Mgr
d'Ornellas, archevêque de Rennes, travaillant les questions de bioéthique pour
la Conférence des évêques de France
Faut-il avoir peur du débat ? Certainement
pas ! Ces derniers mois ont montré à tous à quel point la faute politique est
grande de ne pas organiser le débat pour que chacun puisse s'exprimer, écouter
et réfléchir, en particulier sur les questions sociétales. Quand les
intelligences se rencontrent pour chercher ensemble la voie la plus juste du
progrès, elles se grandissent et reçoivent dans la paix la solution proposée.
Les États Généraux de la bioéthique en 2009 l'ont montré : ils ont permis un
vrai « dialogue » entre les composantes de la société.
Ce n'est pas sans raisons, solidement
établies, que ce débat de bioéthique s'est conclu en juillet 2011 par le
maintien dans la loi du principe d'interdiction de la recherche sur l'embryon
humain et sur les cellules souches embryonnaires.

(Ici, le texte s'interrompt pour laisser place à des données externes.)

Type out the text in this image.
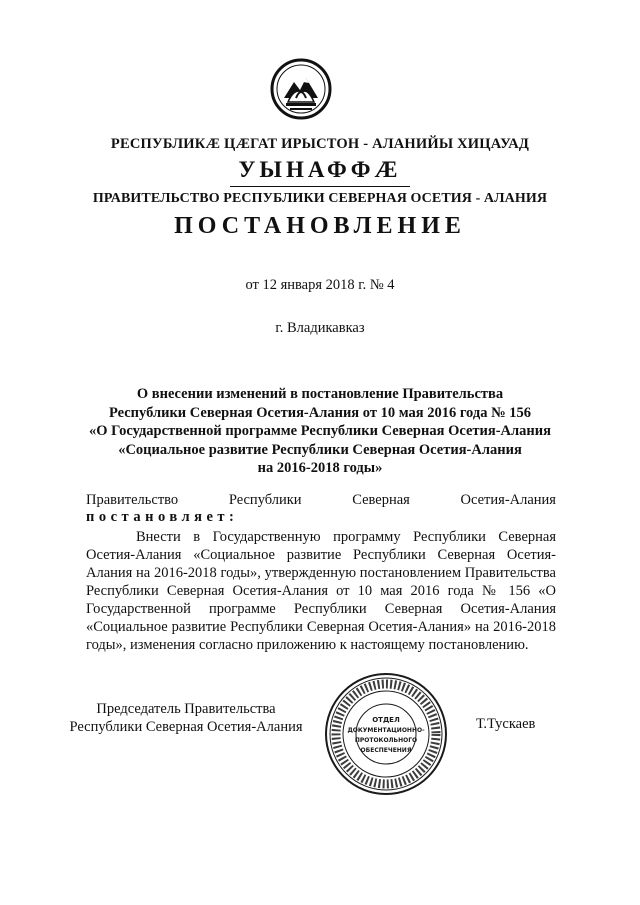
РЕСПУБЛИКӔ ЦӔГАТ ИРЫСТОН - АЛАНИЙЫ ХИЦАУАД
УЫНАФФӔ
ПРАВИТЕЛЬСТВО РЕСПУБЛИКИ СЕВЕРНАЯ ОСЕТИЯ - АЛАНИЯ
ПОСТАНОВЛЕНИЕ
от 12 января 2018 г. № 4
г. Владикавказ
О внесении изменений в постановление Правительства
Республики Северная Осетия-Алания от 10 мая 2016 года № 156
«О Государственной программе Республики Северная Осетия-Алания
«Социальное развитие Республики Северная Осетия-Алания
на 2016-2018 годы»
Правительство	Республики	Северная	Осетия-Алания
постановляет:
Внести в Государственную программу Республики Северная Осетия-Алания «Социальное развитие Республики Северная Осетия-Алания на 2016-2018 годы», утвержденную постановлением Правительства Республики Северная Осетия-Алания от 10 мая 2016 года № 156 «О Государственной программе Республики Северная Осетия-Алания «Социальное развитие Республики Северная Осетия-Алания» на 2016-2018 годы», изменения согласно приложению к настоящему постановлению.
Председатель Правительства
Республики Северная Осетия-Алания	ОТДЕЛ
ДОКУМЕНТАЦИОННО-
ПРОТОКОЛЬНОГО
ОБЕСПЕЧЕНИЯ
Т.Тускаев
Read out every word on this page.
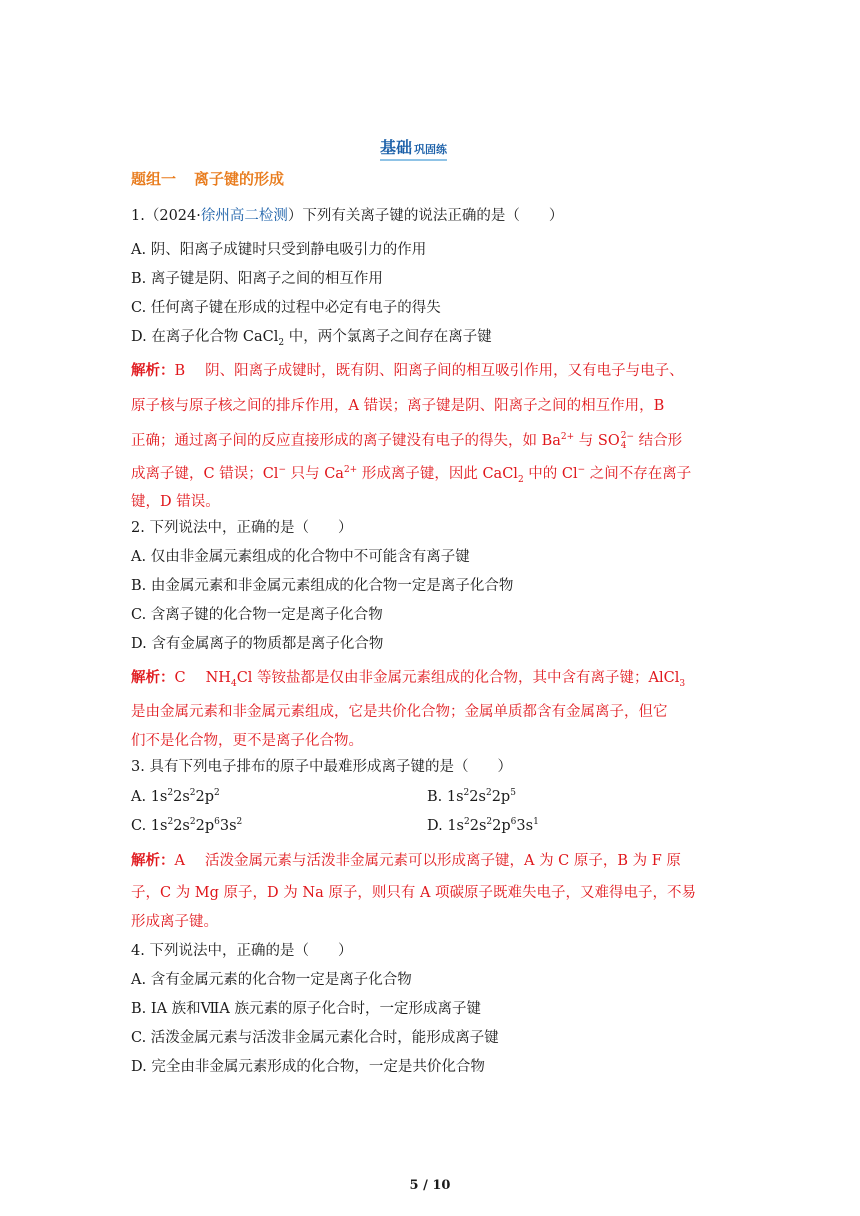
基础 巩固练
题组一 离子键的形成
1.（2024·徐州高二检测）下列有关离子键的说法正确的是（　　）
A. 阴、阳离子成键时只受到静电吸引力的作用
B. 离子键是阴、阳离子之间的相互作用
C. 任何离子键在形成的过程中必定有电子的得失
D. 在离子化合物 CaCl$_2$ 中，两个氯离子之间存在离子键
解析：B 阴、阳离子成键时，既有阴、阳离子间的相互吸引作用，又有电子与电子、
原子核与原子核之间的排斥作用，A 错误；离子键是阴、阳离子之间的相互作用，B
正确；通过离子间的反应直接形成的离子键没有电子的得失，如 $Ba^{2+}$ 与 SO 2
4
− 结合形
成离子键，C 错误；Cl− 只与 $Ca^{2+}$ 形成离子键，因此 CaCl$_2$ 中的 Cl− 之间不存在离子
键，D 错误。
2. 下列说法中，正确的是（　　）
A. 仅由非金属元素组成的化合物中不可能含有离子键
B. 由金属元素和非金属元素组成的化合物一定是离子化合物
C. 含离子键的化合物一定是离子化合物
D. 含有金属离子的物质都是离子化合物
解析：C $NH_4Cl$ 等铵盐都是仅由非金属元素组成的化合物，其中含有离子键；AlCl$_3$
是由金属元素和非金属元素组成，它是共价化合物；金属单质都含有金属离子，但它
们不是化合物，更不是离子化合物。
3. 具有下列电子排布的原子中最难形成离子键的是（　　）
A. $1s^22s^22p^2$	B. $1s^22s^22p^5$
C. $1s^22s^22p^63s^2$	D. $1s^22s^22p^63s^1$
解析：A 活泼金属元素与活泼非金属元素可以形成离子键，A 为 C 原子，B 为 F 原
子，C 为 Mg 原子，D 为 Na 原子，则只有 A 项碳原子既难失电子，又难得电子，不易
形成离子键。
4. 下列说法中，正确的是（　　）
A. 含有金属元素的化合物一定是离子化合物
B. ⅠA 族和ⅦA 族元素的原子化合时，一定形成离子键
C. 活泼金属元素与活泼非金属元素化合时，能形成离子键
D. 完全由非金属元素形成的化合物，一定是共价化合物
5 / 10
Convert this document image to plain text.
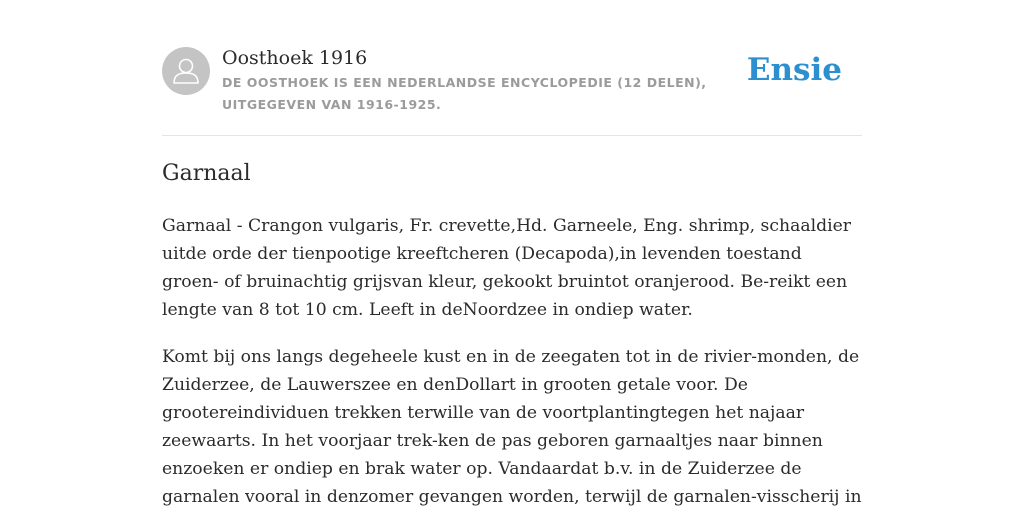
Oosthoek 1916
DE OOSTHOEK IS EEN NEDERLANDSE ENCYCLOPEDIE (12 DELEN), UITGEGEVEN VAN 1916-1925.
Ensie
Garnaal

Garnaal - Crangon vulgaris, Fr. crevette,Hd. Garneele, Eng. shrimp, schaaldier uitde orde der tienpootige kreeftcheren (Decapoda),in levenden toestand groen- of bruinachtig grijsvan kleur, gekookt bruintot oranjerood. Be-reikt een lengte van 8 tot 10 cm. Leeft in deNoordzee in ondiep water.

Komt bij ons langs degeheele kust en in de zeegaten tot in de rivier-monden, de Zuiderzee, de Lauwerszee en denDollart in grooten getale voor. De grootereindividuen trekken terwille van de voortplantingtegen het najaar zeewaarts. In het voorjaar trek-ken de pas geboren garnaaltjes naar binnen enzoeken er ondiep en brak water op. Vandaardat b.v. in de Zuiderzee de garnalen vooral in denzomer gevangen worden, terwijl de garnalen-visscherij in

Certains veulent aujourd'hui que cette
recherche soit autorisée, moyennant un encadrement. L'enjeu est majeur : avec
l'autorisation, pour la première fois dans notre droit, il serait légal
d'utiliser l'être humain ! C'est pourquoi, le législateur de 2011 a pensé
nécessaire de mettre dans la loi que tout changement législatif sur la
bioéthique devra être précédé d'un débat sous forme d'États Généraux. Le
législateur s'est ainsi montré confiant dans le débat organisé pour la société.
Pourquoi cet article de loi ne s'appliquerait-il pas à la recherche sur
l'embryon humain ? Pourquoi avoir peur du débat en confinant aujourd'hui
l'examen de cette question dans une soirée parlementaire ?
Consciente des enjeux sociétaux de la
bioéthique, l'Église catholique est toujours entrée dans le dialogue. Elle a
publié en 2009 ses « propos pour le dialogue » et ses « questions pour un
discernement ». Elle souhaite que le choix entre le principe d'interdiction et
l'autorisation encadrée à propos de la recherche sur l'embryon humain soit
l'objet d'un vrai débat qui conduise sereinement à une solution de progrès. Ce
débat ne doit pas être à la remorque d'intérêts particuliers.
Le progrès n'est vrai que si éthique et
science sont reliées. La science est nécessaire, avec ses voies de recherche :
les cellules iPS, les cellules souches adultes, la « conversion directe » des
cellules différentiées. L'éthique reconnaît que l'embryon humain « doit
bénéficier du respect lié à sa qualité », comme le souligne le Comité
Consultatif National d'Éthique, car il partage notre humanité : nul n'est une
personne sans avoir été d'abord un embryon humain ; nul ne devient humain qui
ne l'est pas.
Le principe d'interdiction de recherche sur
l'embryon humain alerte sur l'existence de cet écosystème humain. Ne pas le
respecter se retourne toujours, à plus ou moins longue échéance, contre nous.
La science ne peut guider les choix politiques. Ceux-ci doivent discerner
comment l'écosystème humain, qui précède l'État, est promu. L'écologie, si
nécessaire et urgente, est aussi humaine.